Kadro derinliği, tecrübesi ve kalitesi, uzun oyuncu rotasyonunun zenginliği, kendi evinde ekstra maç oynama avantajı, bu işin sonunda Fenerbahçe'yi "Yılın en büyüğü" kürsüsüne çıkaracaktı; bana ve birçoklarına göre... Galatasaray'ın üçüncü maçtaki müthiş direnci ise bizlere "Eğer seri 2- 2'ye gelirse ufukta 7'nci maç gözükebilir" dedirtmişti.
Dün Oktay Mahmuti'nin yerine üst düzey Avrupa basketbolunu yöneten hangi koçu koysan, bundan fazlasını üretmek çok zordu. Zorunluluktan kısalmanın dezavantajını avantaja çevirmeye çalıştı ilk yarı boyunca... Fenerbahçe'nin pick and roll dediğimiz toplu oyuncuya yapılan perdelemelerden kurulu hücum düzenini sürekli adam değişerek etkisiz hale getirmeye çalıştı. Hücumda da Ermal'siz dakikalarda Andric'i 5 numara, Haluk'u da 4 numarada kullanarak topun daha çok dönmesiyle boş atışlar ve içeri penetre pozisyonları yaratmaya çalıştı. Aslında bu plan da 17'nci dakikaya kadar (36-27 öndelerdi) tuttu. İlk yarının son üç dakikası ve üçüncü çeyrekte Fenerbahçe pota altında çok üstün olduğunu hatırlayınca işin akışı değişti.
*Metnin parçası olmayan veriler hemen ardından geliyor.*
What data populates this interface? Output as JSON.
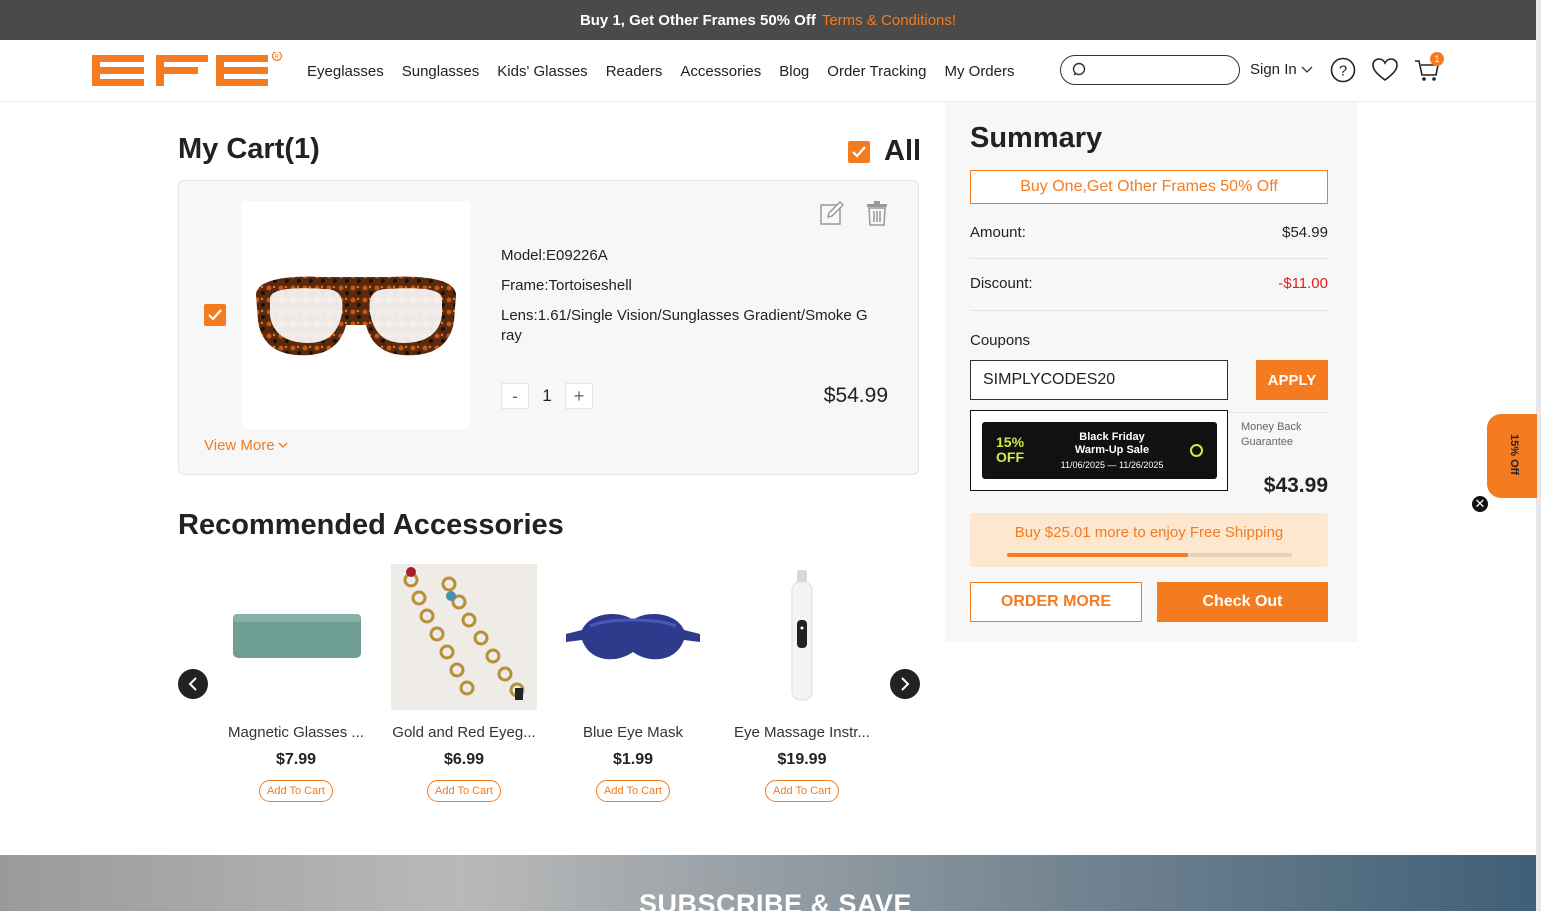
{
  "promo_bar": {
    "text": "Buy 1, Get Other Frames 50% Off",
    "link": "Terms & Conditions!"
  },
  "header": {
    "nav": [
      "Eyeglasses",
      "Sunglasses",
      "Kids' Glasses",
      "Readers",
      "Accessories",
      "Blog",
      "Order Tracking",
      "My Orders"
    ],
    "search_placeholder": "",
    "signin": "Sign In",
    "cart_count": "1"
  },
  "cart": {
    "title": "My Cart(1)",
    "select_all": "All",
    "item": {
      "model": "Model:E09226A",
      "frame": "Frame:Tortoiseshell",
      "lens": "Lens:1.61/Single Vision/Sunglasses Gradient/Smoke G ray",
      "qty": "1",
      "qty_minus": "-",
      "qty_plus": "+",
      "price": "$54.99",
      "view_more": "View More"
    }
  },
  "recommended": {
    "title": "Recommended Accessories",
    "items": [
      {
        "name": "Magnetic Glasses ...",
        "price": "$7.99",
        "cta": "Add To Cart"
      },
      {
        "name": "Gold and Red Eyeg...",
        "price": "$6.99",
        "cta": "Add To Cart"
      },
      {
        "name": "Blue Eye Mask",
        "price": "$1.99",
        "cta": "Add To Cart"
      },
      {
        "name": "Eye Massage Instr...",
        "price": "$19.99",
        "cta": "Add To Cart"
      }
    ]
  },
  "summary": {
    "title": "Summary",
    "promo": "Buy One,Get Other Frames 50% Off",
    "amount_label": "Amount:",
    "amount_value": "$54.99",
    "discount_label": "Discount:",
    "discount_value": "-$11.00",
    "coupons_label": "Coupons",
    "coupon_code": "SIMPLYCODES20",
    "apply": "APPLY",
    "money_back": "Money Back",
    "guarantee": "Guarantee",
    "total_value": "$43.99",
    "shipping_text": "Buy $25.01 more to enjoy Free Shipping",
    "shipping_progress": 0.635,
    "order_more": "ORDER MORE",
    "checkout": "Check Out"
  },
  "coupon_popup": {
    "off_line1": "15%",
    "off_line2": "OFF",
    "title_line1": "Black Friday",
    "title_line2": "Warm-Up Sale",
    "dates": "11/06/2025 — 11/26/2025"
  },
  "side_tab": {
    "text": "15% Off"
  },
  "footer": {
    "subscribe": "SUBSCRIBE & SAVE"
  },
  "colors": {
    "accent": "#f47b20",
    "discount": "#e02020",
    "topbar": "#4a4a4a"
  }
}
Tüm seriyi 7-8 oyuncunun sırtına yükleyerek taşımak zorunda kalan Galatasaray Cafe Crown, yorgunluk da baş gösterince Ukiç ve Preldziç'in organizasyonlarına teslim olmak zorunda kaldı. İki dış oyuncu, toplam 10 asistle Lavrinoviç ve Oğuz'u pota altında besledikleri gibi toplam 13 ribaundla işin boyutunu iyice değiştirdiler. G.Saray, serinin üçüncü maçını kazanırken ribaundlarda 36-33 üstünlük sağlamıştı. Bu maçı ise 32-25 geride kapatması, skorda da geride kalmalarının en önemli nedenlerinden biriydi.
OLAYLAR HİÇ YAKIŞMADI
Çember altındaki kısa kalmanın dezavantajını Schumpert'in 4 numaradaki üstün üretimi ve Haluk'un 2-3-4'ten ürettikleriyle dengeleyen Galatasaray, sakat olan Schumpert'ten de verim alamayınca bir Robin Hood bulmak zorundaydı. Andriç, Johnson, Tutku ve Shipp ellerinden geleni yaptılar. Ama üçüncü maçta takımın üstüne sihirli bir değnek gibi değen Caner Topaloğlu ekstra katkısı dün oluşmayınca arzularına rağmen bu kadar kuvvetli bir bileği bükmek çok çok zordu ve olmadı.
Son söz: Çoluk çocuk el ele harika bir aile ortam, coşkulu taraftar, kaliteli basketbolcuların yarattığı güzellikte Sinan Erdem'deki iki maçı ve üçüncü maçı çok dostça ve imrenilerek noktalarken daha serinin bitmediği, şampiyonun resmi olarak tescillenmediği bir ortamda dünkü küfür, kafirin ve atılan paralar kime ne kazandırır? Bunlar, böyle bir güzelliği bozmanın dışında neye yarar; anlamak mümkün değil.